Da sich Individualität und Selbstentfaltung nur auf der Grundlage kollektiver Sicherungssysteme voll entwickeln können, müssen wir die sozialen und rechtlichen Rahmenbedingungen für die Entfaltung der Persönlichkeit erhalten und weiterentwickeln.

Emanzipation und Selbstbewußtsein der Menschen führen dazu, dass ihr Bedürfnis nach Mitgestaltung wächst. Der Sozialstaat muss die kulturelle Vielfalt fördern. Vor allem muss er den Einzelnen wie den gesellschaftlichen Gruppen Handlungsräume für die demokratische Mitgestaltung unserer Wirtschaft und Gesellschaft gewährleisten. Mitbestimmung und Tarifautonomie gehören zu den wesentlichen Voraussetzungen einer demokratischen Gesellschaft.
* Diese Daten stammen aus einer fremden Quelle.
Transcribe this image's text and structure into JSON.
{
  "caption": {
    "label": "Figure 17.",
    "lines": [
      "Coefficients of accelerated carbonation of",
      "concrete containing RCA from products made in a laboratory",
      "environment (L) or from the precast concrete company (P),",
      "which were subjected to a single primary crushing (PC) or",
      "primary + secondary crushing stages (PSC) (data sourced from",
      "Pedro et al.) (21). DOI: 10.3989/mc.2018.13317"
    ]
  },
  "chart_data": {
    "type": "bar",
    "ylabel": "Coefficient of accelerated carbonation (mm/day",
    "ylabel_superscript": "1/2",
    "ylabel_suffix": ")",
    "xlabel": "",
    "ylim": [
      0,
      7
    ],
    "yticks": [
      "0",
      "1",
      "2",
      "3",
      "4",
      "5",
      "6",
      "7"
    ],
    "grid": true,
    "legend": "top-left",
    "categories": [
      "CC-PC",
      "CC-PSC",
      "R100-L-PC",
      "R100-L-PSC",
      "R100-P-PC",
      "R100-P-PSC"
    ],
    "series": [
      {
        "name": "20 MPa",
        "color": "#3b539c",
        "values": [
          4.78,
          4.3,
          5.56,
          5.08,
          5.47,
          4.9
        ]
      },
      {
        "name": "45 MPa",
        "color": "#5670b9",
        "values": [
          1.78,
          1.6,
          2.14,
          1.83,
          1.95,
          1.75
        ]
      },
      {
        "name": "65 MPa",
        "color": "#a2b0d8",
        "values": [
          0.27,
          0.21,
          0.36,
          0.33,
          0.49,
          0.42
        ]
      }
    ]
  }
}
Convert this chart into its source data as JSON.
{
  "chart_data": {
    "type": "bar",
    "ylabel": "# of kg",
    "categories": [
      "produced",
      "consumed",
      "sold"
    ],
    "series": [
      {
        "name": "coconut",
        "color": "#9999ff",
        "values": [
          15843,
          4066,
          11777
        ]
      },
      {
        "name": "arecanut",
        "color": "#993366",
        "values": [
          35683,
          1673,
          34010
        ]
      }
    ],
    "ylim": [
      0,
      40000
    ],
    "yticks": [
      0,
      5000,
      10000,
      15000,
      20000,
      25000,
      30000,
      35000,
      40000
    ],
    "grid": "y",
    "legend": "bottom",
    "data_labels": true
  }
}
Für die Gewerkschaften ist eine marktwirtschaftliche Ordnung ohne den Rahmen, den der im Grundgesetz verankerte Sozialstaat setzt, nicht akzeptabel. Der Sozialstaat hat die Verpflichtung, das Recht auf Arbeit zu verwirklichen und gleichwertige Lebensbedingungen sowie Entfaltungschancen zu schaffen und zu ermöglichen. Er muss Chancengleichheit sowie soziale Gerechtigkeit herstellen und das System der sozialen Sicherheit erhalten und ausgestalten. Er hat den Auftrag, durch eine hochwertige Infrastruktur, durch leistungsfähige öffentliche Dienste und durch eine konsequente Umweltpolitik für mehr Lebensqualität zu sorgen. Der Sozialstaat muss als Fundament einer gerechteren Gesellschaftsordnung verteidigt werden.

Auch wir als Gewerkschaften tragen Verantwortung dafür, dass diese Gesellschaft Demokratie und Freiheit, Gleichheit und Gerechtigkeit, nachhaltige Entwicklung und ökologische Erneuerung verwirklicht und auf den Vorrang von Arbeit und Umwelt, auf soziale Vernunft und friedlichen Interessenausgleich setzt.

Wir fordern alle Arbeitnehmerinnen und Arbeitnehmer auf, die Gewerkschaften zu stärken und an der Verwirklichung unserer Ziele mitzuwirken. Wir laden alle gesellschaftlichen Gruppen, die sich an den Grundwerten von Demokratie und Freiheit, Solidarität und Gerechtigkeit orientieren, zur Zusammenarbeit ein. So erhalten und erweitern wir unsere Kraft zur Mitgestaltung und Reform der Gesellschaft.